Go to Prosite and find the entry PS00198. Read the documentation page, and find the consensus pattern. We want to search the Plasmodium falciparum proteins for this pattern. To do this, we will need to load the re module:
import re
Next we need to convert the Prosite pattern into a more standard regular expression syntax.
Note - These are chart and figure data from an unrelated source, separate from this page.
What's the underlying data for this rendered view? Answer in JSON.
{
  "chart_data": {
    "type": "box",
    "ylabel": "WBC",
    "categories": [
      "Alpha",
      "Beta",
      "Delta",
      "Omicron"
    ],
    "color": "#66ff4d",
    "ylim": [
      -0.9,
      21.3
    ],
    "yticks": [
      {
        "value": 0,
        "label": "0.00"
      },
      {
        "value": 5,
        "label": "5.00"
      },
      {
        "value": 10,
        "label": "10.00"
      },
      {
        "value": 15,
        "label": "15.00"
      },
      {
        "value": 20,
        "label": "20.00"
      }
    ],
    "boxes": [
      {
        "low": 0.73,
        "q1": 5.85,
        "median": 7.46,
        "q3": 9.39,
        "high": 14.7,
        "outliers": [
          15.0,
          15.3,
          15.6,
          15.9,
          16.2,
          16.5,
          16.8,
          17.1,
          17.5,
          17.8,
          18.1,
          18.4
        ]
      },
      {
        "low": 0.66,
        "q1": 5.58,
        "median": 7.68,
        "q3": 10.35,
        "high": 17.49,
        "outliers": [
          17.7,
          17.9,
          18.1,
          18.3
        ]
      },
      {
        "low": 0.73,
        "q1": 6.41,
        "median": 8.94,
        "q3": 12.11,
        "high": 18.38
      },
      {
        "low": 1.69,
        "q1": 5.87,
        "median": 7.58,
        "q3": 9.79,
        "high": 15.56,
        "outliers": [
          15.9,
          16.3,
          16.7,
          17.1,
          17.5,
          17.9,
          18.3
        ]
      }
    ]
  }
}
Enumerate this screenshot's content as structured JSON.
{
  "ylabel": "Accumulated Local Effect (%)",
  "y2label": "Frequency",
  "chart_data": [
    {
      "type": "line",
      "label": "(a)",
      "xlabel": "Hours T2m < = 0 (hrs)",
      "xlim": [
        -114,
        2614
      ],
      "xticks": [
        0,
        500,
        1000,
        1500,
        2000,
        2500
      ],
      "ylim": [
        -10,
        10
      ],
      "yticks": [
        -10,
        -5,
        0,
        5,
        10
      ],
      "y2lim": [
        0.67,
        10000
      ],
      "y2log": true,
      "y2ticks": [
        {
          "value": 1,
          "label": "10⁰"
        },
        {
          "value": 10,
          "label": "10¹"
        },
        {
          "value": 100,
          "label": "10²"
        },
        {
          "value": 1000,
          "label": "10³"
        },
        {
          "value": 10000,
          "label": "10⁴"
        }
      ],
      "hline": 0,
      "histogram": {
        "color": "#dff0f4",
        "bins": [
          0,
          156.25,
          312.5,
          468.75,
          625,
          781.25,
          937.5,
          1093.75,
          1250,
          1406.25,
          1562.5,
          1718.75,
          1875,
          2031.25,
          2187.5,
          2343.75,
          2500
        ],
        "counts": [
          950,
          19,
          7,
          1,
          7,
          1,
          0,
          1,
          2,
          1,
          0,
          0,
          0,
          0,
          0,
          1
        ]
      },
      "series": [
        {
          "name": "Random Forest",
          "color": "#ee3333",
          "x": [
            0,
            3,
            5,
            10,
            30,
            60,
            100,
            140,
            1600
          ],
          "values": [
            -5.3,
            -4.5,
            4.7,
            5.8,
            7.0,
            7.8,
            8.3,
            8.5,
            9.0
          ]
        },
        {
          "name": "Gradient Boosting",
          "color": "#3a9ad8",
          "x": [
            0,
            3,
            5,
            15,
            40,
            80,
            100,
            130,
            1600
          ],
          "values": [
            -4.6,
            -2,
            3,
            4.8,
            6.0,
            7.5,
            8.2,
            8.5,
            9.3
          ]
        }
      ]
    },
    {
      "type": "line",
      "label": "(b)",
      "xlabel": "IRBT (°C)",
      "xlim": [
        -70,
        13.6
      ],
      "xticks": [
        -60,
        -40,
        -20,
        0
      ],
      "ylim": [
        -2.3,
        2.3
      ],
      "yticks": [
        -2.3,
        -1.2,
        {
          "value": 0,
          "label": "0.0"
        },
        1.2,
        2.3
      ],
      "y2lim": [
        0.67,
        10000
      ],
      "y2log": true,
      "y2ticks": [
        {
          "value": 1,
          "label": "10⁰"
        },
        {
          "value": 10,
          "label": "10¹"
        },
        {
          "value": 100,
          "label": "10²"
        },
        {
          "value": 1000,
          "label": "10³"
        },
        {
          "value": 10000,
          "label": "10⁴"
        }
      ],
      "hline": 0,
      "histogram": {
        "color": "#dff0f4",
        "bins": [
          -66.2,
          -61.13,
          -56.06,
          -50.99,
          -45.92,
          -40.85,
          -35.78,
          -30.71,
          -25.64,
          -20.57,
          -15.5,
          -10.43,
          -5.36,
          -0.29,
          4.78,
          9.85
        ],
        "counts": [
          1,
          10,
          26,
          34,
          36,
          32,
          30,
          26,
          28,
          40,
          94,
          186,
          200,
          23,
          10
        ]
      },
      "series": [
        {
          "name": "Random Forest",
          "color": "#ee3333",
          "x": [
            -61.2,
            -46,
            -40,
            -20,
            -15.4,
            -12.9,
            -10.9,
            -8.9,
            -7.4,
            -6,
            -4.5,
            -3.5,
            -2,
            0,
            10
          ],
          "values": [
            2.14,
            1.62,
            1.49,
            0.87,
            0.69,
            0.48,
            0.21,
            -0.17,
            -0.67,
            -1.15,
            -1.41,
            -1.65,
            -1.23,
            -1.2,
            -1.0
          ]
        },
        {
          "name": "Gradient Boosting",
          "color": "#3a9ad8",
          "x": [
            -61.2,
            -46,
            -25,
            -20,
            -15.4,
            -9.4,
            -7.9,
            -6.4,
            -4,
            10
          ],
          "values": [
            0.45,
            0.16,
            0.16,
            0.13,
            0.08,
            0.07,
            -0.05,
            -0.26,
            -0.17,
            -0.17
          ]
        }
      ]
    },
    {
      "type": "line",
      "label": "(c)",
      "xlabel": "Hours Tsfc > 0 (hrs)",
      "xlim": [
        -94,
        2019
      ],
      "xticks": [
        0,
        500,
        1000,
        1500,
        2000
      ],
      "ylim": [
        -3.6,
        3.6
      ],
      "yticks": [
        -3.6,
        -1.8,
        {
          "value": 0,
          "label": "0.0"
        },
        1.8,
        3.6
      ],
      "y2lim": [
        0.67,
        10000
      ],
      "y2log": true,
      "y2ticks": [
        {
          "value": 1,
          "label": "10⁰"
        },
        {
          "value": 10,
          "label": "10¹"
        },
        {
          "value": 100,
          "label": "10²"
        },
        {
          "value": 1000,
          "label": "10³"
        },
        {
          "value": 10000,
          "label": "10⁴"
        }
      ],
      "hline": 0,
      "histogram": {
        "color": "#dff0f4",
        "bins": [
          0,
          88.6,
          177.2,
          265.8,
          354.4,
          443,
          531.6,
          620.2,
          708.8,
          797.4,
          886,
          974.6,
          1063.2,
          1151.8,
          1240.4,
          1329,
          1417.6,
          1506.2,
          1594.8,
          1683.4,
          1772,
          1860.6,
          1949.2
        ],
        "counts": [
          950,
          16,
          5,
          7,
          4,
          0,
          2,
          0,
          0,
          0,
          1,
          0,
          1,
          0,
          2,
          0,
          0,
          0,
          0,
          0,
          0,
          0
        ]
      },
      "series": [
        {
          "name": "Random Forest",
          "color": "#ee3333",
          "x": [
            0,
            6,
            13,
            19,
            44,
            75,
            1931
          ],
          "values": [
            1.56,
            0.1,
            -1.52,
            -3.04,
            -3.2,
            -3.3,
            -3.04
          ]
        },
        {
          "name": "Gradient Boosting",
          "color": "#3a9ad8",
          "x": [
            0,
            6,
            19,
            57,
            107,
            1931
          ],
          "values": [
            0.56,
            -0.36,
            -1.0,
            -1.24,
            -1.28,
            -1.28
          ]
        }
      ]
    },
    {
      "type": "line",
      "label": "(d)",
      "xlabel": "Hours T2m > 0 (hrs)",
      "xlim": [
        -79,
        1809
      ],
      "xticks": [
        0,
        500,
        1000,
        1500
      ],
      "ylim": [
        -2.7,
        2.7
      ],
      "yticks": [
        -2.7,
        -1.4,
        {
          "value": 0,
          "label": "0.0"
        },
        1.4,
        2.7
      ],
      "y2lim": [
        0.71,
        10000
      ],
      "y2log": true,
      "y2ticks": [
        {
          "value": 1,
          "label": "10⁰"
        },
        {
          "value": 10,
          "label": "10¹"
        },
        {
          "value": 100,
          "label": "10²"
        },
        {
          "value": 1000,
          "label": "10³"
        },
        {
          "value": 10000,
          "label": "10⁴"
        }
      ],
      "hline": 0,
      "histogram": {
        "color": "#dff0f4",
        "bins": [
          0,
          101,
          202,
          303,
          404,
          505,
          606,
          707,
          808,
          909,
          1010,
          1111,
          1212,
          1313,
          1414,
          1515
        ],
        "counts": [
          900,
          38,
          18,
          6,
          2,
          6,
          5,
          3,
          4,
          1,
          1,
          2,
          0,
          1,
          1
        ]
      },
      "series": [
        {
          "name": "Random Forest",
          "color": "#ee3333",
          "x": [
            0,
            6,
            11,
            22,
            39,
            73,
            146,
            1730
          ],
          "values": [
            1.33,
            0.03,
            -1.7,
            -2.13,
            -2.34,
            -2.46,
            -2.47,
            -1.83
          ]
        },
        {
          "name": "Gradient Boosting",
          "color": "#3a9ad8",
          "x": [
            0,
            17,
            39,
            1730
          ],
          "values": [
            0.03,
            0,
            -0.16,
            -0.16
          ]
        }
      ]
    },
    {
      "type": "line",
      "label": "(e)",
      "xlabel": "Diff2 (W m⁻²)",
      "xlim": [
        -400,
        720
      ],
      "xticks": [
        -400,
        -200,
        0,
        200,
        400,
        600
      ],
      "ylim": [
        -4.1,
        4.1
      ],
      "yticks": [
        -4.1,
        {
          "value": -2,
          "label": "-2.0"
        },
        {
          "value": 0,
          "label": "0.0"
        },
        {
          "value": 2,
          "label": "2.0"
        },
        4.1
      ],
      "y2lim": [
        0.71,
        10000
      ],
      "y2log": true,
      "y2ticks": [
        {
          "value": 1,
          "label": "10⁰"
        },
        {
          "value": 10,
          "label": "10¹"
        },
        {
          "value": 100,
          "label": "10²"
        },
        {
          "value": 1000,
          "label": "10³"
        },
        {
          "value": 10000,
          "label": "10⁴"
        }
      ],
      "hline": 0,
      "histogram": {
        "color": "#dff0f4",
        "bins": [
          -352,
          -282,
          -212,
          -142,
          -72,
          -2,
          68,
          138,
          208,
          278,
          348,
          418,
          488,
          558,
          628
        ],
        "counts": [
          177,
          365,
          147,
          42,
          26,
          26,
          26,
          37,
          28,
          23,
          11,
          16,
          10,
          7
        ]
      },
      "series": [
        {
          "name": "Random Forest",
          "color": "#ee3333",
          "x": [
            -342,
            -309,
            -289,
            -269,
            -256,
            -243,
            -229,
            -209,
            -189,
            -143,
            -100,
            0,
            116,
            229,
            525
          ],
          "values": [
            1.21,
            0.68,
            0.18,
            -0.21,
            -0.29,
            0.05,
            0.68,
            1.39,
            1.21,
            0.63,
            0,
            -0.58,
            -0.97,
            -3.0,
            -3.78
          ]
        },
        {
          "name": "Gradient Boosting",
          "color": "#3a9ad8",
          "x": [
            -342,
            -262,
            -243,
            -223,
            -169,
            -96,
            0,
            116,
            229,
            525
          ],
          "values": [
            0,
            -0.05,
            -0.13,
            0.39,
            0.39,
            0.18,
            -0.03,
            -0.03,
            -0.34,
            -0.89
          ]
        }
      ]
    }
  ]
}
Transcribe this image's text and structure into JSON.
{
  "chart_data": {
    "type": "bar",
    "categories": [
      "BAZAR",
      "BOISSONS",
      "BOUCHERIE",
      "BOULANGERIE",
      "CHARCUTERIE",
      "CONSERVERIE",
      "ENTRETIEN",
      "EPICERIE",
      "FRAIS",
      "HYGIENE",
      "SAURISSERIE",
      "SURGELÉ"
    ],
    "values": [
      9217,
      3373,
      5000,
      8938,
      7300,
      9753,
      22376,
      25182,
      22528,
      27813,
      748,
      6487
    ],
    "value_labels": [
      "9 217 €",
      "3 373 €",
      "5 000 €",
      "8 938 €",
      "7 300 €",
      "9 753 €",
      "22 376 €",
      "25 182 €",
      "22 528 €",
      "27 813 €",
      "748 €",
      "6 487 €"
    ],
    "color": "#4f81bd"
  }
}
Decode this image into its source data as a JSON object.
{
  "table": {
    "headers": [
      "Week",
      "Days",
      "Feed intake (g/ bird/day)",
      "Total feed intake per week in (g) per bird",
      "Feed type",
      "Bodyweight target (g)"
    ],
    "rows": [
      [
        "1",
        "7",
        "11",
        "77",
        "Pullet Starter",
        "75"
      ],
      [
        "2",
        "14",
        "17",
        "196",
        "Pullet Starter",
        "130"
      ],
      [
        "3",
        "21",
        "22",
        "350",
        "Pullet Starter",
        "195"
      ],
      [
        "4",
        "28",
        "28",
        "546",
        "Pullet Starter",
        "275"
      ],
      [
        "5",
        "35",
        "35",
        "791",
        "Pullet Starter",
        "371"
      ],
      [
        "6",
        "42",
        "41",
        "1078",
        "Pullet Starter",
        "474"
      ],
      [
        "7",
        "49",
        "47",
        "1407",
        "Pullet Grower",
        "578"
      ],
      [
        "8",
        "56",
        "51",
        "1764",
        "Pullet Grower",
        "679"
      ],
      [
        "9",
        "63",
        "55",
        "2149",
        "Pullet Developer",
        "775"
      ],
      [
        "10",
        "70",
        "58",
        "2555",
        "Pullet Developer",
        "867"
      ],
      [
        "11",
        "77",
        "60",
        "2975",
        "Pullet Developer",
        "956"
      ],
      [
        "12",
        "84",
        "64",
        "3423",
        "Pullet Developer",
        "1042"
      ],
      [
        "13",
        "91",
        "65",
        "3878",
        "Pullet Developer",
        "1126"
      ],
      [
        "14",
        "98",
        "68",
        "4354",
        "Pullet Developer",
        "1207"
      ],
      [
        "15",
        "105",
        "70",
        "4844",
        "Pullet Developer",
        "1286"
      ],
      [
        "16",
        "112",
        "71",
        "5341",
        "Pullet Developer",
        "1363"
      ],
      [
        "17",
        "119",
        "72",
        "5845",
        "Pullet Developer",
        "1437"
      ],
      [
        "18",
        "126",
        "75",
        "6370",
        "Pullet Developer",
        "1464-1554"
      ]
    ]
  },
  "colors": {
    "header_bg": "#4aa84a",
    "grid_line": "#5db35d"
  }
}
The following function will convert most patterns, stripping out the redundant ' - ' strings and converting the escape characters:
def PStoRE(PrositePattern):
rePattern = PrositePattern
rePattern = rePattern.replace(' - ','')
rePattern = rePattern.replace('x','.')
rePattern = rePattern.replace('{','[^')
rePattern = rePattern.replace('}',']')
rePattern = rePattern.replace('(','{')
rePattern = rePattern.replace(')','}')
return rePattern
So for example if we had the Prosite consensus pattern for PS00198 as a string, we would convert it:
PS00198 = 'C - x - {P} - C - {C} - x - C - {CP} - x - {C} - C - [PEG]'
PS00198re = PStoRE(PS00198)
And now we 'compile' it into a searchable regular expression:
PS00198compiled = re.compile(PS00198re)
To search the proteins, first download this file as before (the February 19th lab). Then load the Fasta package from biopython and use it to iterate over the sequences. For example, you could do something like this:
PlasProtsFile = file('/Users/lab_user/Desktop/PlasProts.fasta','r')
from Bio import Fasta
Parser = Fasta.RecordParser()
FastaIterator = Fasta.Iterator(PlasProtsFile, parser = Parser)
for Record in FastaIterator:
Matches = PS00198compiled.findall(Record.sequence)
if len(Matches) != 0:
print Record.title
print Matches
This would print the description line of each protein record that had any matches to the regular expression.
Do the matches seem correct? Why or why not?